May 30, 2019 is World MS Day, and this year’s theme is #MyInvisibleMS. Although I don’t think MS is worthy of celebrating on World MS Day, I do believe it deserves to be acknowledged, and the theme this year is one I could write about over and over because it is how I live my life.
You see… someone walking by me, or meeting me for the first time would never know that I have Multiple Sclerosis. In fact, I’m deep into my journey with MS, having been diagnosed just about 16 years ago, but with symptoms going back 27 or 28 years. But I look fine, and I ambulate without assistance but #MyInvisibleMS is always raging, so allow me to share what people can’t see, and what I deal with every single day. I give you fair warning… it’s not pretty and you may never look at me the same way again.
In no particular order, I will try to make you understand what #MyInvisibleMS looks like from the inside even though you can’t see it from the outside. I’m going to start with the most embarrassing one first to get it out there, because it’s not easy to discuss. Let’s talk about bladder function. While many MS patients suffer from incontinence, I suffer from the opposite problem. I can be totally hydrated and feel the urgency to urinate, but often times I can’t. I sit trying with all my might, until tears are rolling down my cheeks from the pain and effort. The option to treat this symptom is self-catheterization, which I’m not ready to face. #MyInvisibleMS doesn’t show this on the outside.
Moving on…now that I got that first one out. I have what’s called Nystagmus, or involuntary eye movements in which the eyes rapidly move from side to side or in circles. The more tired I am, the more it happens, and it eventually causes my vision to get blurry. These tremors in my eyes go along with my hand tremors, which luckily are easier to control with medication than the situation with my eyeballs. But #MyInvisibleMS doesn’t show this to most people, because it’s hard to see unless you know it’s there.
When I was first diagnosed with MS, it was due to left side weakness, tingling, and numbness.

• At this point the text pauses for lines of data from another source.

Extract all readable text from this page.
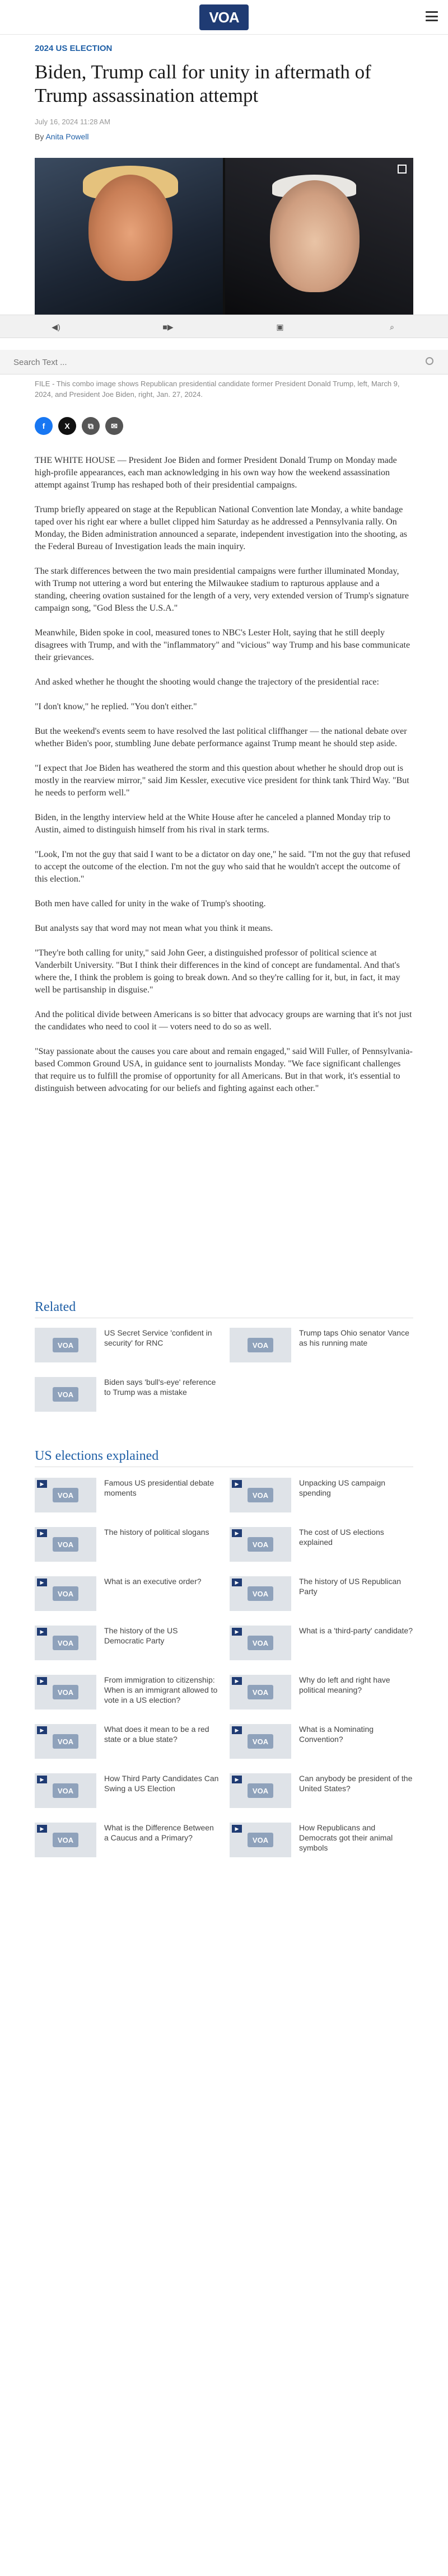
VOA
2024 US ELECTION
Biden, Trump call for unity in aftermath of Trump assassination attempt
July 16, 2024 11:28 AM
By Anita Powell
◀)	■▶	▣	⌕
Search Text ...
FILE - This combo image shows Republican presidential candidate former President Donald Trump, left, March 9, 2024, and President Joe Biden, right, Jan. 27, 2024.
f	X	⧉	✉

THE WHITE HOUSE — President Joe Biden and former President Donald Trump on Monday made high-profile appearances, each man acknowledging in his own way how the weekend assassination attempt against Trump has reshaped both of their presidential campaigns.

Trump briefly appeared on stage at the Republican National Convention late Monday, a white bandage taped over his right ear where a bullet clipped him Saturday as he addressed a Pennsylvania rally. On Monday, the Biden administration announced a separate, independent investigation into the shooting, as the Federal Bureau of Investigation leads the main inquiry.

The stark differences between the two main presidential campaigns were further illuminated Monday, with Trump not uttering a word but entering the Milwaukee stadium to rapturous applause and a standing, cheering ovation sustained for the length of a very, very extended version of Trump's signature campaign song, "God Bless the U.S.A."

Meanwhile, Biden spoke in cool, measured tones to NBC's Lester Holt, saying that he still deeply disagrees with Trump, and with the "inflammatory" and "vicious" way Trump and his base communicate their grievances.

And asked whether he thought the shooting would change the trajectory of the presidential race:

"I don't know," he replied. "You don't either."

But the weekend's events seem to have resolved the last political cliffhanger — the national debate over whether Biden's poor, stumbling June debate performance against Trump meant he should step aside.

"I expect that Joe Biden has weathered the storm and this question about whether he should drop out is mostly in the rearview mirror," said Jim Kessler, executive vice president for think tank Third Way. "But he needs to perform well."

Biden, in the lengthy interview held at the White House after he canceled a planned Monday trip to Austin, aimed to distinguish himself from his rival in stark terms.

"Look, I'm not the guy that said I want to be a dictator on day one," he said. "I'm not the guy that refused to accept the outcome of the election. I'm not the guy who said that he wouldn't accept the outcome of this election."

Both men have called for unity in the wake of Trump's shooting.

But analysts say that word may not mean what you think it means.

"They're both calling for unity," said John Geer, a distinguished professor of political science at Vanderbilt University. "But I think their differences in the kind of concept are fundamental. And that's where the, I think the problem is going to break down. And so they're calling for it, but, in fact, it may well be partisanship in disguise."

And the political divide between Americans is so bitter that advocacy groups are warning that it's not just the candidates who need to cool it — voters need to do so as well.

"Stay passionate about the causes you care about and remain engaged," said Will Fuller, of Pennsylvania-based Common Ground USA, in guidance sent to journalists Monday. "We face significant challenges that require us to fulfill the promise of opportunity for all Americans. But in that work, it's essential to distinguish between advocating for our beliefs and fighting against each other."

Related
VOA
US Secret Service 'confident in security' for RNC	VOA
Trump taps Ohio senator Vance as his running mate
VOA
Biden says 'bull's-eye' reference to Trump was a mistake
US elections explained
VOA
▶	Famous US presidential debate moments	VOA
▶	Unpacking US campaign spending
VOA
▶	The history of political slogans
VOA
▶	The cost of US elections explained
VOA
▶	What is an executive order?
VOA
▶	The history of US Republican Party
VOA
▶	The history of the US Democratic Party	VOA
▶	What is a 'third-party' candidate?
VOA
▶	From immigration to citizenship: When is an immigrant allowed to vote in a US election?
VOA
▶	Why do left and right have political meaning?
VOA
▶	What does it mean to be a red state or a blue state?	VOA
▶	What is a Nominating Convention?
VOA
▶	How Third Party Candidates Can Swing a US Election	VOA
▶	Can anybody be president of the United States?
VOA
▶	What is the Difference Between a Caucus and a Primary?	VOA
▶	How Republicans and Democrats got their animal symbols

I never recovered from those issues that still plague me to this day. I also can’t feel my feet and don’t know where they are if I’m not looking at them. I am surface numb from the underside of my breasts all the way down to the bottoms of my feet. That’s why I miss steps, fall down them, and break toes. It’s why I trip over nothing, and it’s why I don’t notice that I’ve lost a sock somewhere in the house, or how long I walk around wearing just one sock. This is a tough one because it’s not that I need a cane, and since I don’t regularly use it, when I fall in public I’m more likely to get ridicule rather than assistance. This “surface” numbness, left sided weakness and loss of coordination and function, cause what is jokingly referred to as “fumble fingers”. My fine motor skills are definitely lacking! I can’t color between the lines, I can’t clasp my necklaces (love my magnetic clasps!), and I can’t even tie my shoelaces (but I wear kicks that don’t require tying). Yet #MyInvisibleMS doesn’t show this to the world.
I’d like to tell each and every one of you that if anyone (even a neurologist) tells you that pain is not a symptom of MS, run (unless you have MS, then just walk, hobble, or roll yourself away as quickly and safely as possible)! The reason why I mention pain is because it interferes with my sleep. The pain is bone deep, and it’s a constant ache (with an excruciating spasm here and there), primarily in my lower extremities. It’s very difficult for me to find a comfortable position, and when I do, it’s only temporary. Late at night I often wander around the house from bed to couch to chair seeking comfort so I can sleep. I have tried all of the prescription (and over-the-counter) sleep aides, and pain killers of all varieties, but to no avail. I call it “painsomnia”. Sleep deprivation on its own is enough to really mess with your thought processes, not even taking into account cognitive deficiencies due to MS. Imagine how you’d function sleeping only 1-2 hours at a time. Every. Single. Night. #MyInvisibleMS keeps that well hidden.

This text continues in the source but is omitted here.